If someone cannot regularly access healthy food, they likely don’t receive necessary medical attention or have a reliable place to store their prescribed medications so critical for treatment. Without storage, they are exposed to thieves who take the medication, expiration of the medication when it is not kept in the proper climate, the appeal of selling their medication to have money, or the desire to not take the medication because of the side effects or not believing they have an illness, called anasognosia. All of these realities disturb the normal routine that is fundamental for the medication to be effective. Now, you have an equation of food as an irregular resource that is key for survival, medication that is ineffective without regular dosage, and perhaps most importantly nowhere to rest at night. Irregular sleep is unhealthy and can be a trigger for many symptoms.

Without a secure place to live, homeless must sleep wherever they can. This may include but is not limited to, a local abandoned business building, a park bench, or a local homeless camp. All of these have one thing in common, they are temporary. It is only a matter of time before the public outcry forces police to do something about these types of places. Remember the mental stability piece of the equation as police repeatedly go to these “camps” and warn people that they will be forced to clear the area on a certain date. The likelihood of a. remembering the date, or b. cognitively recognizing what the warning actually means, is little to none. When the day comes that they are kicked out, the question becomes where to go next. The underlying problem is that the cycle is merely starting over, there is no resolution. Sure, one area is clear, but another will quickly pop up as the next makeshift home.

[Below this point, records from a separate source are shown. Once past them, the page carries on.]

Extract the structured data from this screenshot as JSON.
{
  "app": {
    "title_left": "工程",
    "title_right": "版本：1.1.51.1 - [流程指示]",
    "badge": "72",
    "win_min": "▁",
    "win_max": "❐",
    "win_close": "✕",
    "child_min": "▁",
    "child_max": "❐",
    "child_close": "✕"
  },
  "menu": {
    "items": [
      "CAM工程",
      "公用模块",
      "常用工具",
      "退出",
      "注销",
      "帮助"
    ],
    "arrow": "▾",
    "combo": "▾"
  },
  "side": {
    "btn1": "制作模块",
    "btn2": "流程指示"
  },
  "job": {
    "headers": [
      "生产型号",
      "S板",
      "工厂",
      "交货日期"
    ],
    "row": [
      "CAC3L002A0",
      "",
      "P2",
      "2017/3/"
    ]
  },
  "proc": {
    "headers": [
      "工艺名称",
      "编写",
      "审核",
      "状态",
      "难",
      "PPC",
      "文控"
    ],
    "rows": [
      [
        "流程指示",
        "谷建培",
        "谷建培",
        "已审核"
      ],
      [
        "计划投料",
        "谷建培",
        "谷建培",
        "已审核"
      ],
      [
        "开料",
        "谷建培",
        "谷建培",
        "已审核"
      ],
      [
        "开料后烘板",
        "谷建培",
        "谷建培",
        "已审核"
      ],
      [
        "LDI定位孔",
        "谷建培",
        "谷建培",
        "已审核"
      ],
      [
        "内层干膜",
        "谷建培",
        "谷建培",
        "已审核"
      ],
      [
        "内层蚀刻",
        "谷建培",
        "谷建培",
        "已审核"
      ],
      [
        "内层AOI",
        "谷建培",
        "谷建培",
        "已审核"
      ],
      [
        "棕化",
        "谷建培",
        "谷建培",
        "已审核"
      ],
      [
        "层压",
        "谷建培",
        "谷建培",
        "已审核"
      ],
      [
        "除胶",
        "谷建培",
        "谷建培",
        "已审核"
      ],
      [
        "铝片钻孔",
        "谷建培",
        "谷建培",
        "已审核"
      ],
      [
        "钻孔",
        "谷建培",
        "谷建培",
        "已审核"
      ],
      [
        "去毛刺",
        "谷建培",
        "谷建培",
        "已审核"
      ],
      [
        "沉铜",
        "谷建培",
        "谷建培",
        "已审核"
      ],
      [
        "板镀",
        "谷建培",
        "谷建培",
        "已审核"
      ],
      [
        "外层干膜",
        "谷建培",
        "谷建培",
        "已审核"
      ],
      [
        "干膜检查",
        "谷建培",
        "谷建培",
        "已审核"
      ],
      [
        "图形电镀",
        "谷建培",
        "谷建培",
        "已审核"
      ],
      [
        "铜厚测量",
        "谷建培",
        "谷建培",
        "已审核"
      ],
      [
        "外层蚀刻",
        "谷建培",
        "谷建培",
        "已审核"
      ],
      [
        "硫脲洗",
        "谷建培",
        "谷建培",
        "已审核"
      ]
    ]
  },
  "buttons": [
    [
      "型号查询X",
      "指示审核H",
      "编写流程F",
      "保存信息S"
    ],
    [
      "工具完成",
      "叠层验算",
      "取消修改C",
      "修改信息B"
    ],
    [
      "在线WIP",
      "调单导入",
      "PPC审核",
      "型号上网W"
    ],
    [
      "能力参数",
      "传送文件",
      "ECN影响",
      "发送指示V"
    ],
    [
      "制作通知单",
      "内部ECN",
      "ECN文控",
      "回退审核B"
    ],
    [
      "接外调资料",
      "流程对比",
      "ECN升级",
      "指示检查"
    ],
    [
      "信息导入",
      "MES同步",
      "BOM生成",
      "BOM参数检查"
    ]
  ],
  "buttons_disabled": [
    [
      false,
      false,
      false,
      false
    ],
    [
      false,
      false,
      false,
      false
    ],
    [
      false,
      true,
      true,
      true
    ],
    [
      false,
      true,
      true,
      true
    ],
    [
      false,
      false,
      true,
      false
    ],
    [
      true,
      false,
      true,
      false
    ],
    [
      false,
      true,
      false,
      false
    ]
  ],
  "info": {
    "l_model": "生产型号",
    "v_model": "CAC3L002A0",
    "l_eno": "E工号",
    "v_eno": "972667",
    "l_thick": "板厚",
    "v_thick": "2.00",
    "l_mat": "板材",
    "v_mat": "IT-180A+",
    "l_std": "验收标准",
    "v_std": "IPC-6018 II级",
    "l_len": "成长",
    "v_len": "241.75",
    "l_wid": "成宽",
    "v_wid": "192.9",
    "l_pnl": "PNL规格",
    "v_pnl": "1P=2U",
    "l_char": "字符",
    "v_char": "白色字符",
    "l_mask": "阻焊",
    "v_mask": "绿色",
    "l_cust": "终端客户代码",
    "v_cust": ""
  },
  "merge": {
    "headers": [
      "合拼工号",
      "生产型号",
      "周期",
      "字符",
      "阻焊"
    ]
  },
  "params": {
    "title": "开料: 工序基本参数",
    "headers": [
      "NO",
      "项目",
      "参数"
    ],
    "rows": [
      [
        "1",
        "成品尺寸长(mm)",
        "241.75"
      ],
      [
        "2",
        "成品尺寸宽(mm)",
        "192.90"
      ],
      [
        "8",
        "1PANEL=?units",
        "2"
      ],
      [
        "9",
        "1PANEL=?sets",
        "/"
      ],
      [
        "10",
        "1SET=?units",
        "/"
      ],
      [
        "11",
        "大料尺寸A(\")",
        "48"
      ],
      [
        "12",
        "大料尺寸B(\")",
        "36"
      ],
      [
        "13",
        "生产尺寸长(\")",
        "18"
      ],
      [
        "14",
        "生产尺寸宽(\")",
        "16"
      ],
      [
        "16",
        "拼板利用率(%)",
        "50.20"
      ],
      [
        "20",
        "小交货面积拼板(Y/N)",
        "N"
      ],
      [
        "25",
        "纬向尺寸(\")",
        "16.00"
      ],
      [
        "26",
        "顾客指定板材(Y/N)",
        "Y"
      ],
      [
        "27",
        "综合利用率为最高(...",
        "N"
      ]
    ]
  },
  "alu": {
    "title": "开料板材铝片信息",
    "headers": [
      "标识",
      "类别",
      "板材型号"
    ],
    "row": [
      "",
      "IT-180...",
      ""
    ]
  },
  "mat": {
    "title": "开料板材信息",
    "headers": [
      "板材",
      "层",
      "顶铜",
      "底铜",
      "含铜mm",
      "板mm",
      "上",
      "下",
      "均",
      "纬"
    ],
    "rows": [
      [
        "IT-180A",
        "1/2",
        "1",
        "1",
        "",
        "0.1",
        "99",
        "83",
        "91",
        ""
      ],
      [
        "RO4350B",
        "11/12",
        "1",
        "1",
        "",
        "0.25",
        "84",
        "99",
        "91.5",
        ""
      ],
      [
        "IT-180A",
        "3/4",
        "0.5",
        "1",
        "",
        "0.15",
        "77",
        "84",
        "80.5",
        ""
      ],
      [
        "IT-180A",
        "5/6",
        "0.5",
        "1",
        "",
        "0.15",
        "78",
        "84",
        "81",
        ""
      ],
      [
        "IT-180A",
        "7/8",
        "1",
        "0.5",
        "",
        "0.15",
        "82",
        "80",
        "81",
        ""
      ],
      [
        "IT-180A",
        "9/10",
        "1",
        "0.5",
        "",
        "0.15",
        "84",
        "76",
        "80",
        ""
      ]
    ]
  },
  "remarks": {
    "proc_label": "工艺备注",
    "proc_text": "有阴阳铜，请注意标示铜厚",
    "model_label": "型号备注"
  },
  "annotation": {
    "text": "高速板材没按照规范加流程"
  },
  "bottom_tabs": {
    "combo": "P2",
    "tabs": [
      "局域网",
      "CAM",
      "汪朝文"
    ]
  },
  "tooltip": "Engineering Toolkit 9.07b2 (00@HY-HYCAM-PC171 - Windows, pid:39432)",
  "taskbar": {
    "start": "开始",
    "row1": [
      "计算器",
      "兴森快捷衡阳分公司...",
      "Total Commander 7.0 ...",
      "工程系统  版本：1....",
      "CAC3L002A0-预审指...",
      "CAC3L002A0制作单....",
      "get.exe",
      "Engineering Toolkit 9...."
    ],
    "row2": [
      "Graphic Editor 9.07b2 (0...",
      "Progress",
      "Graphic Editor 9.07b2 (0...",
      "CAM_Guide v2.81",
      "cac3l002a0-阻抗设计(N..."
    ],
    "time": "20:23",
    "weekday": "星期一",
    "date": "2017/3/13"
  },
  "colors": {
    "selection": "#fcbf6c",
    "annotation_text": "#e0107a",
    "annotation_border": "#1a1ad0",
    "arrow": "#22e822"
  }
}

Is there a way to “fix” homelessness?

Although there is not one simple fix, there is a viable starting place. Enter the idea of therapeutic treatment that is based on lasting recovery, rather than temporarily assisting someone to reach a level of stability while still on the street.  If one goes from homelessness to entering a care facility, with access to the right tools to treat their diagnosis and teach them how to live with their diagnosis and complete daily tasks they are capable of, then you have a recipe for success.

Providing a systematic way out of homelessness has proven to be very successful.  The idea of housing first, or getting someone into a stable place to live right away, and then helping them to get other resources such as access to medical care allows for a better chance at getting back on your feet for the long term; rather than being placed in a temporary situation with a high risk that things will go back to the way they were, resulting in being homeless once again.  Often times, a transitional residential program is one of the first steps to teaching life skills to help a person on to a path of recovery and individualized level of achievement for everlasting change, that may very well prevent them from being homeless again.